2 Nurses needed??? - page 7

We are having a "dispute" of sorts at our small hospital. For the longest time, we have not had a policy that 2 nurses had to verify amount/type of drawn up Insulin and Heparin. Many people think... Read More

  1. by   GPatty
    Oh my goodness....we have never had anyone double check (although I think it woud be a wise idea).
    Heck! I can't even get the nurse going off duty to count narcs with me!!!!
  2. by   healingtouchRN
    safety first, I know how tired I get & it keeps me safe!
  3. by   Texagain
    We verify too. Not just the syringe, but the order in the chart, the MAR and the bottle(s) for insulin with the syringe in it. It's better than making a mistake.
  4. by   celestlyn
    In my small hospital, we had that policy until about 6-8 months ago. The rest of the floors in the hospital had changed and were no longer requiring 2 nurses to verify doses on insulin. Our floor was the last to change.
  5. by   canada
    At my facility, a LTC with 300 beds. We do not check any drug with another nurse unless its a narcotic. We use insulin pens for all insulin doses. RPNs give the majority of insulins and heparin is given by RNs. If you can find another RN to verify a dose you would be indeed lucky.
  6. by   ucavalpn
    I work in HH . I often pre-fill insulin syringes for my pt's. 1-2 weeks at a time. When I was working on the units I did often ask another nurse to double check .
  7. by   Rustyhammer
    I think the practice began when there was U-80 and U-100 insulins and the double check was to confirm the dosage of that.
    I haven't seen anyone double check insulin with another nurse since I don't know when.
    It is unecessary I think.
    -Russell
  8. by   purplemania
    Used to be practice, not policy, until a new nurse gave insulin in a TB syringe. Don't have a policy on 2 nurses regarding SQ heparin though.
  9. by   cathy949
    Strict policy in our hospital that all medications are double checked.
  10. by   kmrmom42
    Originally posted by CougRN
    Do you all mean like in nursing school when your instructor looked at your syringe to insure you were giving the right drug and right amount? If so, wow, no this is not done where i work. Hopefully by the time you are a RN you can learn to give drugs without help.
    Even in nursing school it was made clear to me that this was not something being done just because I was a student. I was taught that this was appropriate in all situations due to the small dose and syringe. In our facility we do this and we also double-check other things like all neonatal meds, IV meds we mix ourselves and some rarely used meds.
    I don't know how old you are but I am tempted to say "Wait until you are in your late forties like me and see how silly you think this is! The eyesight begins to fail!!"
  11. by   caregiver11
    This issue has been brought to light due to JCAHO recommendation on medication safety. Check out the JCAHO website.
  12. by   WhiteCaps
    We co-sign insulins & heparin tho it seems very "old school" to me also.
    I double check dosages but we don't go to the bedside to be sure it's given to the right pt! Gosh! I hadn't thought before of the legal responsibility there!

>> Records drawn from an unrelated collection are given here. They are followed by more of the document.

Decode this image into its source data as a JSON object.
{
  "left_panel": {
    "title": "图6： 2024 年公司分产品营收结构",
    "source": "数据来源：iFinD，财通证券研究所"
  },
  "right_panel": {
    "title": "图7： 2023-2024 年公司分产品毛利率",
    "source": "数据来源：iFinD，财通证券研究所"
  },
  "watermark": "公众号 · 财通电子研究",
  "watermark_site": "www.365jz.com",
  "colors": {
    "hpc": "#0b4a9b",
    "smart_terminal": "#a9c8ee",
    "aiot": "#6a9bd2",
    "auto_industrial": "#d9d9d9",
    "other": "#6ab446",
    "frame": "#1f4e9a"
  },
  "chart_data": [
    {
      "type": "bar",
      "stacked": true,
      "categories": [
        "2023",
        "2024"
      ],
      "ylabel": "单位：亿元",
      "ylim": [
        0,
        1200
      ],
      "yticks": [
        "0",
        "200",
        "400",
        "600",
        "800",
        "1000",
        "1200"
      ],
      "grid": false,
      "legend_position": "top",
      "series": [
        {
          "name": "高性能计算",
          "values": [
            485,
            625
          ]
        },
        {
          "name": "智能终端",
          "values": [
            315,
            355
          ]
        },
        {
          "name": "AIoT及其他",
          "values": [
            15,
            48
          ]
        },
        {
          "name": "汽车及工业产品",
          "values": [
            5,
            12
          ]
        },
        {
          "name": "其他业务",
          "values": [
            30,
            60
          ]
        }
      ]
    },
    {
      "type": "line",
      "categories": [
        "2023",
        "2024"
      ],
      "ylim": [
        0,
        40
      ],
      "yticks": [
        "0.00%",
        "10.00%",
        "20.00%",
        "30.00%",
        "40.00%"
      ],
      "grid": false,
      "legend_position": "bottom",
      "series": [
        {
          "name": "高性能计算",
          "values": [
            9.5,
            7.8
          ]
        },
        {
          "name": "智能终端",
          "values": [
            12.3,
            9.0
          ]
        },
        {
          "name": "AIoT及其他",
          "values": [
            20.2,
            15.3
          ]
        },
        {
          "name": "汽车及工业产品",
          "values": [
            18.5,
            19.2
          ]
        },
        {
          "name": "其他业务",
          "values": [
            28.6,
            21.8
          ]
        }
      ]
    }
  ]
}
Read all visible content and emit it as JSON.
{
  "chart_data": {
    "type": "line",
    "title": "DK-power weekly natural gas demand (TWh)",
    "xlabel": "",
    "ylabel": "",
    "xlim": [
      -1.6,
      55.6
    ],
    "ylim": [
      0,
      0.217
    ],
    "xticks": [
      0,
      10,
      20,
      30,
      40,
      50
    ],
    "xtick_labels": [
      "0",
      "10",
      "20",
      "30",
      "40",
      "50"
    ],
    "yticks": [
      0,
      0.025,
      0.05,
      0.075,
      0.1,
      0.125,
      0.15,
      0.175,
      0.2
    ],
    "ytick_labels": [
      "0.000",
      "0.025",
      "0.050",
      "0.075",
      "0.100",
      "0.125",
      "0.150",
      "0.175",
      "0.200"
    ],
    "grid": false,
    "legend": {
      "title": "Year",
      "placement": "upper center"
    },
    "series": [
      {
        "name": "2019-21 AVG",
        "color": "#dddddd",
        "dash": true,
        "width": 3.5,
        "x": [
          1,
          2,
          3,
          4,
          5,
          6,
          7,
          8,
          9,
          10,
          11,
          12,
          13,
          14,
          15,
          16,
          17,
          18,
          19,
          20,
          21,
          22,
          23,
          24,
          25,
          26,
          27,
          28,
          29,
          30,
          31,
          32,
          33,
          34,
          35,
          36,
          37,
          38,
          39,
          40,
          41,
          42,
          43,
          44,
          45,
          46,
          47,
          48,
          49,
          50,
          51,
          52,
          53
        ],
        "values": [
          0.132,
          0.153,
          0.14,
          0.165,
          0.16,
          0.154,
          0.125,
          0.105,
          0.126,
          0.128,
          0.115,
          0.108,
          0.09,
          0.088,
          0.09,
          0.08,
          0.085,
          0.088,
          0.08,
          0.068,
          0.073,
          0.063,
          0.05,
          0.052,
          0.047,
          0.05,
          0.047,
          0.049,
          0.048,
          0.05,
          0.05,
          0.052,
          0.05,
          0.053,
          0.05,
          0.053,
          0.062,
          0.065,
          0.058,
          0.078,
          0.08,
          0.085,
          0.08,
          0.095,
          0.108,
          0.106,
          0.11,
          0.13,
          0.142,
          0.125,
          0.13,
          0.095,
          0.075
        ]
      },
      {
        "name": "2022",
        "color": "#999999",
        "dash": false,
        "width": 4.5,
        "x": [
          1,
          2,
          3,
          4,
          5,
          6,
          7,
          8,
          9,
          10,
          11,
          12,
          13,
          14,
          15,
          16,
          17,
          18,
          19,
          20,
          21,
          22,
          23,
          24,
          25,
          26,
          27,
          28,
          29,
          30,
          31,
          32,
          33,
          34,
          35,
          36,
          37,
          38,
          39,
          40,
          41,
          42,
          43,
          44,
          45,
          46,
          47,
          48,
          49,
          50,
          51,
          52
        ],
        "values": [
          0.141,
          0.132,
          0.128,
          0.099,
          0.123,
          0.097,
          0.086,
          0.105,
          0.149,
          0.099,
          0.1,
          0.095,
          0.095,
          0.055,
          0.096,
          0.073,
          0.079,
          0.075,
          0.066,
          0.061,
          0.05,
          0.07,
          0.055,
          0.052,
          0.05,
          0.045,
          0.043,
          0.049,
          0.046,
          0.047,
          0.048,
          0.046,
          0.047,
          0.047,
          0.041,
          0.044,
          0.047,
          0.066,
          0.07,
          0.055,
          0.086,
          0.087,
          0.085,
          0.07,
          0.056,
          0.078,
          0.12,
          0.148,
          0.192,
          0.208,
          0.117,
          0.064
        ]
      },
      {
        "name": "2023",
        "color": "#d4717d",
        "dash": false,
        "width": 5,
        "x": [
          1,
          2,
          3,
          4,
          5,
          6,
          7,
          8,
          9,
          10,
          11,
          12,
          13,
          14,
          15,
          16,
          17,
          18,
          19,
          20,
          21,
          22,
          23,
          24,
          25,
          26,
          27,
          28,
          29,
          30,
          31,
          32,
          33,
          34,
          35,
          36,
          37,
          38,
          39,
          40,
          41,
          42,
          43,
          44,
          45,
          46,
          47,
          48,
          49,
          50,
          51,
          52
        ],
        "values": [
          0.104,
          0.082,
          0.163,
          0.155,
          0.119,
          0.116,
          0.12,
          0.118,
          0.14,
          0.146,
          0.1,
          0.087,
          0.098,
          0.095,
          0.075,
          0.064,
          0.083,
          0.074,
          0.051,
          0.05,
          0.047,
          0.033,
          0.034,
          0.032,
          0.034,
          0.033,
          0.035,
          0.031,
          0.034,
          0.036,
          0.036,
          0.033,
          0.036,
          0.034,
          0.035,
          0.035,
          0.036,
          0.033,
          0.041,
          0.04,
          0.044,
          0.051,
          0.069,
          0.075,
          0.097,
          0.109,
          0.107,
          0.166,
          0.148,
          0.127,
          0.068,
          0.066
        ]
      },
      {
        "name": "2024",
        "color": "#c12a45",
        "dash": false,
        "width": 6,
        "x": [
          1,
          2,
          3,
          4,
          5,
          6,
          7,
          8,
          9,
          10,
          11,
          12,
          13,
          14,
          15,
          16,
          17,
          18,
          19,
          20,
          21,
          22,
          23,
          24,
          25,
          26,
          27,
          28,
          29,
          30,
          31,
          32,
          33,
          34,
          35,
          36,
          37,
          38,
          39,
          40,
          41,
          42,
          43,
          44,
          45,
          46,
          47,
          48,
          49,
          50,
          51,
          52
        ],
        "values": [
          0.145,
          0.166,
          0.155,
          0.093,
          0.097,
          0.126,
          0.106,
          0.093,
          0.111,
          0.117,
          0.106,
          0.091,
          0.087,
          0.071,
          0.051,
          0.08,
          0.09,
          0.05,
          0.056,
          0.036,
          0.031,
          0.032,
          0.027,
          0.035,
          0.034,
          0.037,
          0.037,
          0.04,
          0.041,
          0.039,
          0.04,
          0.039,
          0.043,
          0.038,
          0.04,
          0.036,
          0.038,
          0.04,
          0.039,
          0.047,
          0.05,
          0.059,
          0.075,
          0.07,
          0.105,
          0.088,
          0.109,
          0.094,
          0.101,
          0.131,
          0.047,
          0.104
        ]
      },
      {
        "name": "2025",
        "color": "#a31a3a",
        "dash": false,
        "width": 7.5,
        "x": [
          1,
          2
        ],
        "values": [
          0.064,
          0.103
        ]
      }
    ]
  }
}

    Who's there when I'm setting up a PCA, Nitro or Natracor drips??
    Shhhhhhhh! Don't anyone tell JCAHO what other meds we pass!

    Hey, if they are REALLY concerned about reducing med errors, why don't they regulate staffing better so we're not so over-worked that mistakes are made?
  13. by   sbic56
    I get so tired of hearing about JCAHO certification and how great it is. IMHO it doesn't improve patient care and only increases our workload with it's requirements, making our jobs even more stressful and difficult. Just a worthless status symbol and bunk to me. Adequate staffing is the only answer.